While the Marvel franchise has previously been called out for building action sequences without the input or assistance of its directors — in 2018, filmmaker Lucrecia Martel said she had turned down discussions for her to helm “Black Widow” because she was told “don’t worry about the action scenes, we will take care of that” — Shortland was quick to share her own inspirations for the film’s gritty feel.

“When I came onto the film, because I’d been making art-house films and hadn’t the experience with fights, I kind of made short films exploring what I wanted to explore in this film in terms of physical movement and violence,” she said. “I cut together sequences from the last 30, 40 years of fights that I loved or moments of violence that I loved, even stalking or chase [scenes]. Then we could all look at that and talk about it.”

Shortland has already pointed to inspirations like “No Country for Old Men” and “Thelma and Louise” for the film’s style, but she told IndieWire that its violent elements were directly inspired by films like “Silence of the Lambs” and the original “Oldboy,” along with “lots of European stuff and South Korean films,” plus documentary footage of people fighting.

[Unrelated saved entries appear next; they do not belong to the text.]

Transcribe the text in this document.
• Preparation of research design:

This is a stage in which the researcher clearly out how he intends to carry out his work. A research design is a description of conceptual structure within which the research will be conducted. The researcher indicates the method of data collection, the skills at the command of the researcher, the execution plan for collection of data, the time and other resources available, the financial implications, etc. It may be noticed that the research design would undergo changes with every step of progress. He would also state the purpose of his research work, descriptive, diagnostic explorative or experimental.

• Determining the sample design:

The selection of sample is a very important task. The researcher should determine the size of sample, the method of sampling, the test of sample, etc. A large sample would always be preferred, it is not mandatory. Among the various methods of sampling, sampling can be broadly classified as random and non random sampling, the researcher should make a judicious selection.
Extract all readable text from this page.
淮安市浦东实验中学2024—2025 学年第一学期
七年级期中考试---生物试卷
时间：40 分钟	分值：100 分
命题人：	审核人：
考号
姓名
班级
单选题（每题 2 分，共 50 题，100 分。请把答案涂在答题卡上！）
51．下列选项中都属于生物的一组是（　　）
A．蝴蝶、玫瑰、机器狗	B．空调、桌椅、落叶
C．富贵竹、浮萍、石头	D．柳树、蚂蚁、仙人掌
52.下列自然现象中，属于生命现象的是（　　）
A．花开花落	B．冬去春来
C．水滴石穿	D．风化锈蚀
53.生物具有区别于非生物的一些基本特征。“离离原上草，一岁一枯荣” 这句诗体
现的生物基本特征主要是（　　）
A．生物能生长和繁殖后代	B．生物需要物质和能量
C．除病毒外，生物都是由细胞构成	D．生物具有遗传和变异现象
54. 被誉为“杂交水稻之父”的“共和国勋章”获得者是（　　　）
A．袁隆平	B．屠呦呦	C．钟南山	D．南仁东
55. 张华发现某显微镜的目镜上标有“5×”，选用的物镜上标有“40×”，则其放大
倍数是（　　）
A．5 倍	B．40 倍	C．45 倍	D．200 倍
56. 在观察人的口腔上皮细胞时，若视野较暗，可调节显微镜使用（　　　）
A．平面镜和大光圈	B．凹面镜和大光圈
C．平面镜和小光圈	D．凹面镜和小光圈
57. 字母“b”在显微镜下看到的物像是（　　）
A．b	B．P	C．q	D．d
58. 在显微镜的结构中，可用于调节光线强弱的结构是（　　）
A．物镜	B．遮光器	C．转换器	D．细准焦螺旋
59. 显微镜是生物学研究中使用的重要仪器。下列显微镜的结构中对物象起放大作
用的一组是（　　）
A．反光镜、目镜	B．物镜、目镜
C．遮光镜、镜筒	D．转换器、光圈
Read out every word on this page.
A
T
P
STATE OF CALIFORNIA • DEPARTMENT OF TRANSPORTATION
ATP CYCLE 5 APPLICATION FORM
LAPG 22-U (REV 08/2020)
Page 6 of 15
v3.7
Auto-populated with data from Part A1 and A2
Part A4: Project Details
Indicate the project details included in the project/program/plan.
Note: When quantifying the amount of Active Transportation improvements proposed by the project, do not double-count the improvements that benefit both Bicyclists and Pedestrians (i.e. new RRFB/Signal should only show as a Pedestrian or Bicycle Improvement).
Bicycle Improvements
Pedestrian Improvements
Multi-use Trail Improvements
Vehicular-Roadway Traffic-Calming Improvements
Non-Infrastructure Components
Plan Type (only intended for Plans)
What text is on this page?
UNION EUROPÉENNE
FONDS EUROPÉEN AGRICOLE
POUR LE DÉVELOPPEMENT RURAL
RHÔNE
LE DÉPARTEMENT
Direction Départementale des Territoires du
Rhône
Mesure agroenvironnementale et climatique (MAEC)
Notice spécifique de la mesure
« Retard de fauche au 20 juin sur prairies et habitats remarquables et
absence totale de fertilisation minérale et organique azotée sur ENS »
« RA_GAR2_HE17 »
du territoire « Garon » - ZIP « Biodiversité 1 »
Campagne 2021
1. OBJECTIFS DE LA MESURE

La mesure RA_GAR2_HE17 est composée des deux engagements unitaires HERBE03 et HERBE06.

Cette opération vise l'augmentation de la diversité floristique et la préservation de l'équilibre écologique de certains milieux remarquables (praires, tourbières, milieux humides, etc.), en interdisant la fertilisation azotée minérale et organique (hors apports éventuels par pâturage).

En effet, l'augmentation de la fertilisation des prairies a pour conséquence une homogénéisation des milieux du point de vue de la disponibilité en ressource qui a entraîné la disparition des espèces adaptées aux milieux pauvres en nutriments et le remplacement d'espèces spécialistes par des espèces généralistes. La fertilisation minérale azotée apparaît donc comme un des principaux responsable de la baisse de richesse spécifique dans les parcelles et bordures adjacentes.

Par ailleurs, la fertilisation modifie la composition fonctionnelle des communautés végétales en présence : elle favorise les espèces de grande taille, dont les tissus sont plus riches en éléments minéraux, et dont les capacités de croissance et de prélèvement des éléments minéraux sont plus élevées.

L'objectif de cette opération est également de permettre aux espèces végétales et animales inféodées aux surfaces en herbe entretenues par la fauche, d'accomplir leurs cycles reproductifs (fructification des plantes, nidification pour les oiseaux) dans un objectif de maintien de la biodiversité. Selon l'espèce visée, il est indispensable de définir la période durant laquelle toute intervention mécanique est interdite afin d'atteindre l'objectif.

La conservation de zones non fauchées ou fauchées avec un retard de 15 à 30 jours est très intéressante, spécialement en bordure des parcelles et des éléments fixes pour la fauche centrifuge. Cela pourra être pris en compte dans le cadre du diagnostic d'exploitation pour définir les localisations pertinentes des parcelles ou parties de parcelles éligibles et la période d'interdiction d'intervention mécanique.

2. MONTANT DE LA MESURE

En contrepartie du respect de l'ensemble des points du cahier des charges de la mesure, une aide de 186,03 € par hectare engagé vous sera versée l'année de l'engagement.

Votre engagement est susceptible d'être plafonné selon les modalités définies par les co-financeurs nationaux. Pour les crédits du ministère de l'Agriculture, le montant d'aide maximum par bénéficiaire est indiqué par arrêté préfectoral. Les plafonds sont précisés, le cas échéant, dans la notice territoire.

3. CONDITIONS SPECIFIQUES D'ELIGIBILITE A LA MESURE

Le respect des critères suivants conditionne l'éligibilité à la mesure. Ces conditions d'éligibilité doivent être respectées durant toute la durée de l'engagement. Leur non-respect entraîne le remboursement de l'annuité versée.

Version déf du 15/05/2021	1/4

And Shortland’s “mini films” continued to guide her as they ramped up for production, and the director noted that she spent considerable time reviewing them with second unit director Darrin Prescott (who previously worked on MCU films like “Black Panther” and “Captain America: Civil War”), visual effects supervisor Geoffrey Baumann (another MCU regular), and production designer Charles Wood (working on his seventh MCU film).

“We’d have lots of meetings about how we were going to do this and how we were going to achieve it,” she said. “You do it very incrementally.”

“Black Widow” will hit theaters and streaming on Disney+ via its Premier Access banner on Friday, July 9.